En 1982, alors que le jeune Mahmoud Abbas soutenait sous la direction d’Evgueni Primakov11, sa thèse sur « les relations secrètes entre le nazisme et le sionisme », et qu’Arafat était exfiltré du Liban où l’OLP avait semé la guerre civile qui ensanglantera durablement le pays jusqu’à le menacer de dislocation, le communiste converti à l’islam, Roger Garaudy, affirmait à propos des massacres perpétrés par les phalangistes libanais à Sabra et Chatila que « le génocide est inscrit dans les textes sacrés du judaïsme »12. Lors de la Conférence de Durban contre le racisme, la discrimination raciale, la xénophobie et l’intolérance » en 2001, c’est Yasser Arafat lui-même qui parla « d’apartheid », « d’épuration ethnique » et même de « génocide » dans sa défense des Palestiniens, double face de sa dénonciation d’Israël. Bien avant le 7 octobre 2023, l’accusation de génocide du peuple palestinien par Israël était donc bien implantée dans les esprits. 

Or, dès le 28 décembre 2023, le New York Times révélait la substance d’une enquête menée pendant deux mois auprès de plus de 150 témoins parmi les anciens otages, les rescapés et les militaires, les médecins et les légistes intervenus sur les lieux des massacres. Il y était notamment question de « la façon dont le Hamas a usé de la violence sexuelle comme arme »13. Certes, si les violences sexuelles n’accompagnent pas systématiquement le génocide comme on a pu le constater lors de la Shoah, en revanche, l’exhibition du viol de masse et le massacre des femmes et des enfants constitue le caractère génocidaire de ce type d’assassinats de masse. Car c’est à la fois l’appareil reproducteur, la matrice du peuple qui est atteinte à travers le corps des femmes, et la descendance, l’avenir du peuple qui est dénié à travers l’élimination des enfants.

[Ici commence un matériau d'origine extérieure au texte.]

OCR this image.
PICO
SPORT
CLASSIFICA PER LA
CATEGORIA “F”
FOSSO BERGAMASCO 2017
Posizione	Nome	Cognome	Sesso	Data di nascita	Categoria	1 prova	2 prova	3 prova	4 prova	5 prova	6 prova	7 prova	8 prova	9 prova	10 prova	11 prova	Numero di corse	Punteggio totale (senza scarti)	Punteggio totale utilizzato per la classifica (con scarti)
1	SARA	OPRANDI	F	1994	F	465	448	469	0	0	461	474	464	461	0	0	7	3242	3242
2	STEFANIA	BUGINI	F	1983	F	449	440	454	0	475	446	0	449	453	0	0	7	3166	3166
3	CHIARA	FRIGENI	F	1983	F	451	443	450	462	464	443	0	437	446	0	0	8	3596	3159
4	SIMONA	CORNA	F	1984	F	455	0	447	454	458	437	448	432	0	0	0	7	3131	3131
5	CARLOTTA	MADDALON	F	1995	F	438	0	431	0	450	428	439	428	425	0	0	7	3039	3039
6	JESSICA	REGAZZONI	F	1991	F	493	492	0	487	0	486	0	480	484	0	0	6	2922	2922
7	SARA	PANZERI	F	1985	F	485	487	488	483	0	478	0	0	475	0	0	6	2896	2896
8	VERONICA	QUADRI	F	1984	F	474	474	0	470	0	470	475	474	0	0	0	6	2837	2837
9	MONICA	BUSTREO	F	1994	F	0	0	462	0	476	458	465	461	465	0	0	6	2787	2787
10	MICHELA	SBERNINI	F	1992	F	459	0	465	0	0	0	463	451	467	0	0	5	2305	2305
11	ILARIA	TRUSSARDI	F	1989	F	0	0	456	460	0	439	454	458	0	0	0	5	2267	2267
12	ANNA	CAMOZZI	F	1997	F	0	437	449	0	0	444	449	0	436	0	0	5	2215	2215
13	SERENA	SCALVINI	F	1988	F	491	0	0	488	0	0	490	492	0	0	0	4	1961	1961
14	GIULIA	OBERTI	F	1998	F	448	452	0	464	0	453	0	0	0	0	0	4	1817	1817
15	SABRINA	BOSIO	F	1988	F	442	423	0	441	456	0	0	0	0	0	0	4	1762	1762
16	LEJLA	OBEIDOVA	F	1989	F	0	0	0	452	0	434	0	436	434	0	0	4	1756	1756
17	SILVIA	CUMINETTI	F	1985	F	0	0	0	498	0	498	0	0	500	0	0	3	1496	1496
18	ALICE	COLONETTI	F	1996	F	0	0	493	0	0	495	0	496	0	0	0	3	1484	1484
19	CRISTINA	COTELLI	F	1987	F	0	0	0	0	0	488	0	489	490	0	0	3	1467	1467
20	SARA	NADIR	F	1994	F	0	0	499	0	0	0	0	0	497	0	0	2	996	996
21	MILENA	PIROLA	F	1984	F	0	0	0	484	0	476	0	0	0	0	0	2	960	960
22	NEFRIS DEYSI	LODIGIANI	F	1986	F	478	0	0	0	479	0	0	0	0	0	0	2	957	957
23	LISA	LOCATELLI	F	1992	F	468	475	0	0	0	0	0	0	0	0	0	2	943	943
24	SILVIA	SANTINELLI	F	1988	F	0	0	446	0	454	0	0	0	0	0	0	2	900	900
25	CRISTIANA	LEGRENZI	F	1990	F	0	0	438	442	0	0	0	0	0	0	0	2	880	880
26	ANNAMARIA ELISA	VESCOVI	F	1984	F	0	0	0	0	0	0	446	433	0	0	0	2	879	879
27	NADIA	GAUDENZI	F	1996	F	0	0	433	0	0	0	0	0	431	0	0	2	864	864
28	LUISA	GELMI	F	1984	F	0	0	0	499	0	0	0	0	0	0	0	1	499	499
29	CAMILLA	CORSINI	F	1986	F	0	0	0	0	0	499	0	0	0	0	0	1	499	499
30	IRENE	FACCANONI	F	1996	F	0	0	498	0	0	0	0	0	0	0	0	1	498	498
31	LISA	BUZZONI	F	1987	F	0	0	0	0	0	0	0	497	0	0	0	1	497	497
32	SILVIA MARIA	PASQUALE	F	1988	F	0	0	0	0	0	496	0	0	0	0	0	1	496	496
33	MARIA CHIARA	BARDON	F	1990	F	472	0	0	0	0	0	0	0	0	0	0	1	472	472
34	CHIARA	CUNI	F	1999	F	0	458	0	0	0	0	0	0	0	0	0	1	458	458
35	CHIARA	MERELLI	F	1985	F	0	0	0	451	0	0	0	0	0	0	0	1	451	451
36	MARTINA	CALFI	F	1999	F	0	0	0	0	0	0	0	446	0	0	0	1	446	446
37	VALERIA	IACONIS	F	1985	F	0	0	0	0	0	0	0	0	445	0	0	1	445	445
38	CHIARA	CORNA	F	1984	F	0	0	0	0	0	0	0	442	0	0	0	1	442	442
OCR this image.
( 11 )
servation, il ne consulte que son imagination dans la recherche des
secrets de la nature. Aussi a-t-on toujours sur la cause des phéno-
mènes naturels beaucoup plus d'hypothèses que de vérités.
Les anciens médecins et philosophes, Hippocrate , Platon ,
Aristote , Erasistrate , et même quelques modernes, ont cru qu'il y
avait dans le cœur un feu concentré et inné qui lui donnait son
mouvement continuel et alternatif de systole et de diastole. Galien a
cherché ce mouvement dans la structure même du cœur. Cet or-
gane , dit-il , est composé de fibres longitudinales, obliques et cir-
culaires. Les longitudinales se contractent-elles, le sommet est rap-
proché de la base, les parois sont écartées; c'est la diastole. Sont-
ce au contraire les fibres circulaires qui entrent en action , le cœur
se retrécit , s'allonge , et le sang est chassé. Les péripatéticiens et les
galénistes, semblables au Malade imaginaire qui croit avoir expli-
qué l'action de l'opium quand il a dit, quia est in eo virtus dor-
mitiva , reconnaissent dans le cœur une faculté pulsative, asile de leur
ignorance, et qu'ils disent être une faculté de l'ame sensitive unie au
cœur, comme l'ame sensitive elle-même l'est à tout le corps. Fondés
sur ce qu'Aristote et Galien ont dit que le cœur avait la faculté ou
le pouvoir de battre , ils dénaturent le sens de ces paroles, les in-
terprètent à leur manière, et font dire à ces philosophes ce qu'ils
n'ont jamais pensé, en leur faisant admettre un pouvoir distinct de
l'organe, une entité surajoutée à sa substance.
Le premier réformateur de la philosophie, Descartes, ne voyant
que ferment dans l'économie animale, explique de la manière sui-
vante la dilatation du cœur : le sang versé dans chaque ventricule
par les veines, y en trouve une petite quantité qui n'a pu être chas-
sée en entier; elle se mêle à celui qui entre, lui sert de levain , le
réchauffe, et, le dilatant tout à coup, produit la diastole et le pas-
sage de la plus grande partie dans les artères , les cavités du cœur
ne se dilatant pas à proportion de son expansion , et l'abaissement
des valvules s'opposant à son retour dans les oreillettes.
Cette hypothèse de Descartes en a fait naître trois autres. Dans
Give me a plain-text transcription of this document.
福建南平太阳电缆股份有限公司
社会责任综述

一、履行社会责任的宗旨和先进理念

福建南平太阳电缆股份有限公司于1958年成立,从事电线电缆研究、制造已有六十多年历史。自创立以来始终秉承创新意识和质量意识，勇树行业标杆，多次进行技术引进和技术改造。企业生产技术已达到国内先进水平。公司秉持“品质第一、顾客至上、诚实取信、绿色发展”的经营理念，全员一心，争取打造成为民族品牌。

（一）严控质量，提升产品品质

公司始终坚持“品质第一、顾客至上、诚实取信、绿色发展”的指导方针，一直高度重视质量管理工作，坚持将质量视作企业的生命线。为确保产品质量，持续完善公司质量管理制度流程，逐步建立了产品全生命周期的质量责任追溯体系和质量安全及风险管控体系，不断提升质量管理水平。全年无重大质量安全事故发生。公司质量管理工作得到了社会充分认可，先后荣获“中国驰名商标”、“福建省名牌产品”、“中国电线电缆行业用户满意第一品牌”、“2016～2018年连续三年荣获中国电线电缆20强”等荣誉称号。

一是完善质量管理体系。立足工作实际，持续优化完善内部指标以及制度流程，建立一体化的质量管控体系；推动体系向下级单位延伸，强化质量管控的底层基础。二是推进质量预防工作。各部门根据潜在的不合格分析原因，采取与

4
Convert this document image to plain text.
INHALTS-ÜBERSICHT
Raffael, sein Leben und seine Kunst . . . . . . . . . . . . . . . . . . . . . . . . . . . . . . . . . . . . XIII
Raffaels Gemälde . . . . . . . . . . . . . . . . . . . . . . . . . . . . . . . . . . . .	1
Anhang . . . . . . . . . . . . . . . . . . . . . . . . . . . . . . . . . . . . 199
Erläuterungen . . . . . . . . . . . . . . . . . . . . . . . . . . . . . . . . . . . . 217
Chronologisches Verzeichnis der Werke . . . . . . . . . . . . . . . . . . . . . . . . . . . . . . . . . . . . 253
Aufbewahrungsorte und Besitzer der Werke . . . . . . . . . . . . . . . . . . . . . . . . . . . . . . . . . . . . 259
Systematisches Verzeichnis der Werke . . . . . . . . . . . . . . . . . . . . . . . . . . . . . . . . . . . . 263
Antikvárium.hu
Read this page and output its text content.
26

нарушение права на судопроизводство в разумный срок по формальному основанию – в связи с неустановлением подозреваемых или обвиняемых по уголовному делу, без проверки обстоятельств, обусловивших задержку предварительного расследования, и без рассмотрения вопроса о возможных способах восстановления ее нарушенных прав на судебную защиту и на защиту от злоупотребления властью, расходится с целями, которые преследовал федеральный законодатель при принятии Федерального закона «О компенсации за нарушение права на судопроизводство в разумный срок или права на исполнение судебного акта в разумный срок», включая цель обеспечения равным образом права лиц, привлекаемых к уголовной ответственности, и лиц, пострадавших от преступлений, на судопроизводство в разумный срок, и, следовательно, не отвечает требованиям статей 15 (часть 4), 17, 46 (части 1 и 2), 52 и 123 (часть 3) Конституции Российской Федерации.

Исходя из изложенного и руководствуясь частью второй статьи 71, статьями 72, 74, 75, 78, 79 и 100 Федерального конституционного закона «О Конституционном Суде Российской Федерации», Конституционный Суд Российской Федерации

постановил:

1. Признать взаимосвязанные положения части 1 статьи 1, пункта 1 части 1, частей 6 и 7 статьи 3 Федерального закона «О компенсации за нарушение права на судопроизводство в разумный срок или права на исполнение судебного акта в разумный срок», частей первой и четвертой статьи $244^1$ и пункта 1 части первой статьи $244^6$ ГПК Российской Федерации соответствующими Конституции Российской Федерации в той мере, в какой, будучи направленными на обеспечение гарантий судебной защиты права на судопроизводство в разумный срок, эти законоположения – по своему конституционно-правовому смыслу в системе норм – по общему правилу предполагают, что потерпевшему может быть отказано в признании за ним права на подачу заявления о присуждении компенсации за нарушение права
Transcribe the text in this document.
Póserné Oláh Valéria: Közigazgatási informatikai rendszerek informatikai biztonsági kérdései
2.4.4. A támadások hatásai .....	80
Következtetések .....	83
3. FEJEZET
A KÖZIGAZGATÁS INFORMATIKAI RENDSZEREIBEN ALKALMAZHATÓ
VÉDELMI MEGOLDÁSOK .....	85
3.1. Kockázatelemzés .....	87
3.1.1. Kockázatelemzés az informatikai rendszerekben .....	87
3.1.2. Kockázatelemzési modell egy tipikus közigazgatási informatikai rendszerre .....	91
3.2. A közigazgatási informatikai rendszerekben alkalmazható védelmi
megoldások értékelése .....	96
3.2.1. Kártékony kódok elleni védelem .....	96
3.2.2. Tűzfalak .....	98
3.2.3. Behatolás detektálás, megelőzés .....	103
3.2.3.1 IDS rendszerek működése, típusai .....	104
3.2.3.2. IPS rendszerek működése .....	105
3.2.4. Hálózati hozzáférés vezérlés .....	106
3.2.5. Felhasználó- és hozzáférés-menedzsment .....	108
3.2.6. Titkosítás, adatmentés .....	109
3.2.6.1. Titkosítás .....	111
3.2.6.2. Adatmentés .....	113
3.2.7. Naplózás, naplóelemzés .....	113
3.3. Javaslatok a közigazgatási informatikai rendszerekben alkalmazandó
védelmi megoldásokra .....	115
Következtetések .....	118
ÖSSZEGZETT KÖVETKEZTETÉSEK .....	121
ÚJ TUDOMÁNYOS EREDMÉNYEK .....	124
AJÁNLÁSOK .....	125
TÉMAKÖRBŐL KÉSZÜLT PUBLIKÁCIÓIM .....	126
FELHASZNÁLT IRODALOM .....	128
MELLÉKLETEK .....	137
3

De plus, la volonté de profaner les corps qui s’est manifestée par les blessures au visage notamment, les mutilations, les dépeçages, les crémations pratiqués ante et post mortem sur les femmes comme sur les hommes (dont certains ont été violés d’ailleurs), manifeste non seulement le projet de déshumanisation de tout un peuple mais vise à instiller en lui une telle terreur que les survivants se résolvent à abandonner le terrain. Cette frénésie dans la cruauté est en effet la marque des conflits à visée territoriale comme ce fut le cas en ex-Yougoslavie ou au Rwanda en 1994, comme c’est encore le cas au Congo. « Le procédé du massacre, associé au pillage et au viol, est le moyen de se faire bien comprendre, pour hâter le départ de cet Autre jugé indésirable. Ainsi la destruction partielle du groupe et l’effet de terreur qui en résulte sont-ils de nature à provoquer et accélérer les départs.14»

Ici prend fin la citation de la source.